Social Media and Mobilization
By Mark Raygan E. Garcia, Director, Office of Information and Publications
Social media has seen the peak of citizenship participation. It has challenged barriers to the full exercise of freedom of speech. What on one end is a platform for self-expression is a catalyst for community action on the other.
Social media has become a convenient internet street to where citizens actively take their issues and concerns without need for physical presence. With its reach across demographics and its access global, it quickly provides that virtual intersection at which ever-expanding and ever-increasing internet streets converge. And over a short period of time, social media influences what unfolds on the ground.
Social media has become an effective tool in mobilizing people, calling for wider public support, and elevating a lobby for certain concerns on a global level. It adds that necessary push or pressure for resolution to issues and brings to the fore a new era of civic activism.
With social media managing to penetrate every nook and cranny of a community – regardless of stringent censorship protocols – and with technology having a way around access restrictions, there are more and more people being connected to a global community.
There is a growing support system that fuels more the need to speak up and do something about relevant social and political issues.

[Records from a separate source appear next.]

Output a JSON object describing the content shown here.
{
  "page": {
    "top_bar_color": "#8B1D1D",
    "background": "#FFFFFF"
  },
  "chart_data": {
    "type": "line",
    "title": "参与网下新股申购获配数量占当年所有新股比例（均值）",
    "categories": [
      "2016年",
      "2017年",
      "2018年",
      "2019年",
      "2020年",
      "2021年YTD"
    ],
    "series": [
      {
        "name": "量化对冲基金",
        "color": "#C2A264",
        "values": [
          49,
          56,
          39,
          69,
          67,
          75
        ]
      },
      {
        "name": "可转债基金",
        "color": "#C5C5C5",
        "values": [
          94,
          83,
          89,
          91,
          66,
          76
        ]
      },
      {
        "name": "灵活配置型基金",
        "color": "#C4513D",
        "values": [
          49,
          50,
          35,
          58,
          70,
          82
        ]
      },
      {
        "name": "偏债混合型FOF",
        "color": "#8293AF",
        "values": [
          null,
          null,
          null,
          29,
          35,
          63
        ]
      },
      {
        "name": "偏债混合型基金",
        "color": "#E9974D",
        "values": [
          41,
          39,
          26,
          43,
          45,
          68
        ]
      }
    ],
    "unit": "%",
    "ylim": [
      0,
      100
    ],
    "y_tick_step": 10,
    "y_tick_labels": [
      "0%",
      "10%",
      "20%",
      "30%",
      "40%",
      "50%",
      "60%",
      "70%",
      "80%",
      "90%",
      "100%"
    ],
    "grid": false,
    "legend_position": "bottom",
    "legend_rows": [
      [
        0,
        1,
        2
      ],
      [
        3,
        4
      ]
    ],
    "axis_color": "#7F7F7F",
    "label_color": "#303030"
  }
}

Governments are brought to the planning table to review culture-entrenched regulations that draw the thin line between concern and gender rights violation. Social media is starting to influence and dictate world affairs.
No doubt, social media has become a catalytic tool that makes or breaks communities. This phenomenon significantly impacts on organizations that successes and survival rates can now depend on social media utilization. Governance and public affairs take on a different level of discourse in social media with it attracting a broader participation base. Advocacies and fundraising campaigns are better communicated via social media where the pass-on rate is fast and public visibility high. And, responses to calls for action in social media form an avalanche as it is pervasive and cuts across cultures, ideologies and social status.
In the book WikiLeaks, reputable international non-government organizations are said to engage the services of journalists in what it calls “mediation”. The end is to communicate what their organizations are doing not only for fundraising activities but also to advance some political agenda. Use of social media was considered vital in this respect; they are able to reach out to more and thus, help in shaping public responses to critical issues and crises, and influence decision-makers. But this arrangement involves heavy investment of both time and resources, not to mention the risks.
But how fast can messages posted in social media mobilize social action?
How fast did the Arab Spring muster the needed number from when calls for reforms were circulated online? Could it have been projected that New Yorkers would respond to the Occupy Wall Street campaign in such a way hours or days from when the call became popular on the internet? Would the same response time be achieved if the similar conditions were simulated as when typhoon Yolanda (Haiyan) hit the Philippines where one post on Facebook encouraging people to offer free rides to homeless typhoon victims arriving at different ports in Metro Manila led to the Local Transportation Franchising and Regulatory Board giving free bus rides from Tacloban to Manila to over a thousand?
These are valid questions that may require serious research in order to further optimize the practical value of social media. These are questions that present an opportunity for a multidisciplinary and interdisciplinary approach to finding a simple answer to what could obviously be a complex equation.